In business, big and small both matter

Twenty years ago, at a lightly attended legislative meeting in Olympia, a state senator said, “When the big dog dies, the fleas have to find another place to go.”

The subject was the machinery and equipment sales tax exemption. The senator was responding to another member’s observation that the tax break would primarily accrue to larger businesses. (In fact, a lot of small manufacturers also benefit.) While I might have chosen a metaphor that hinted more at parity than parasites, the impolitic comment hit at a larger truth: There is an inextricable connection between small businesses and large corporations.

Nationally, and prominently in our populist state, big business is often lambasted for political advantage, while small businesses enjoy an iconic, sacrosanct status. Last week, President Obama released his latest recovery “to do” list for Congress. Calling for small business tax credits, Obama said, “Small businesses are the engine of economic growth in this country. We shouldn’t be holding them back — we should be making it easier for them to succeed.”

A recent survey of small business owners also runs with the theme.

“Small businesses have been described as the engine driving America’s economy,” says Thumbtack.com, a young web-based business that links customers with service professionals. The firm notes that small businesses provided 65 percent of net new employment between 1993 and 2009 and about half of all private sector jobs.

Certainly small business development is vital, but these “engines of the economy” comments overlook the interdependent connection between large and small employers. Recent research on two of our state’s dominant industries makes the point.

According to University of Washington economist Theo Eicher, Microsoft has been the “single largest contributor to economic growth in Washington” since 1990, accounting for 32.4 percent of the total gain in employment. He calculates that the firm generated $10 billion in operations and expenditures in Washington in 2009. For every Microsoft job, another 5.1 jobs are created in the local economy, for a total employment impact of 252,863 workers.

In 2009 the Washington Research Council, my employer, asked the question: What if Boeing left Washington? The ensuing analysis found that every Boeing job supports another three jobs in the state. With 72,000 direct jobs at the time, the airplane manufacturer accounted for 285,000 total jobs. (Since that study was completed, Boeing employment has climbed and is expected to reach 83,000 this year.)

Many thriving small businesses in our state owe their success to the presence here of corporate leaders like Microsoft and Boeing anchoring dynamic industrial clusters.

Still, those small entrepreneurs operate in a demanding environment, with some unique business challenges stemming from public policy. It’s instructive to consider what matters to them.

With support from the Kauffman Foundation, Thumbtack recently surveyed small businesses listed on its website, gathering more than 7,000 responses. While not a random sample — small businesses were invited to respond by clicking a link on Thumbtack’s web page — the survey results merit some consideration. Perceptions matter.
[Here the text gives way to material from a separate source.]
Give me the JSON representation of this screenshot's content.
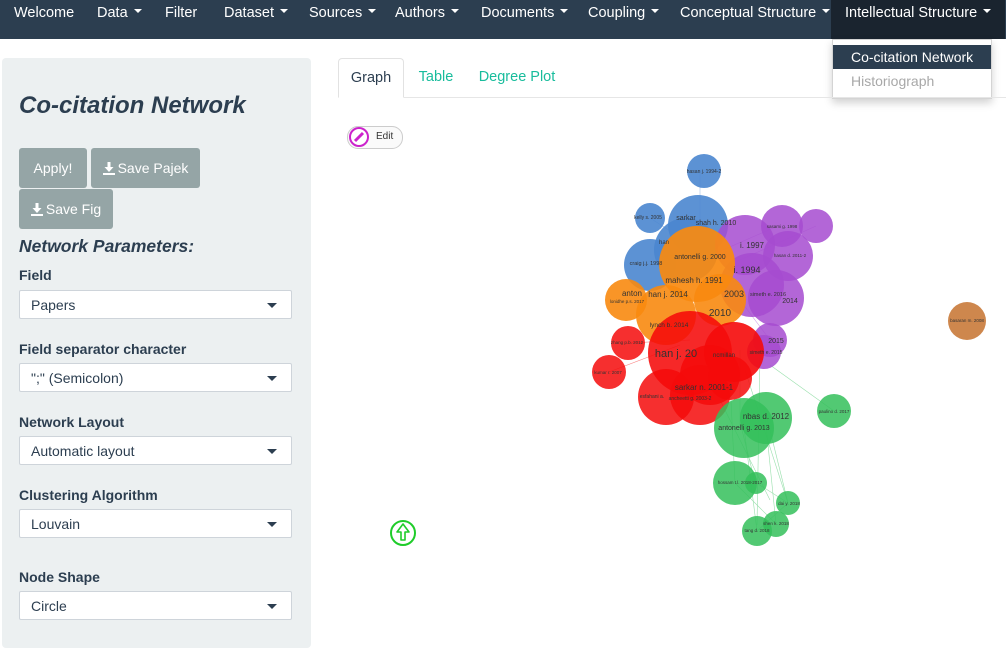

Small businesses here gave Washington an overall grade of C-minus on overall small business friendliness, ranking us 32nd of 44. (Six states were excluded because not enough respondents filled out the survey.) Idaho, Texas, Oklahoma, Utah and Louisiana were the top five for overall small business friendliness. Vermont, Hawaii, California, New York and Michigan landed on the bottom.

Washington-based respondents gave Washington below average marks on hiring costs, regulation and taxes. Thumbtack reports that small businesses here were the third least healthy nationwide and fourth slowest growing, based on survey responses.

A similar survey from Chief Executive magazine finds that corporate leaders see us much the same way. In the 2012 Best/Worst States for Business rankings, Washington came in at No. 37. The top five states include Texas, Florida, North Carolina, Tennessee and Indiana; California, New York, Illinois, Massachusetts and Michigan again ranked lowest. Key factors influencing the rankings are workforce quality, taxes and regulation, and quality of life — the same things that matter to small businesses.

Expect candidates to lavish a lot of attention on small businesses this year. That’s politics. But if they really want to help them, they will promote an agenda that works for all business, including the big dogs.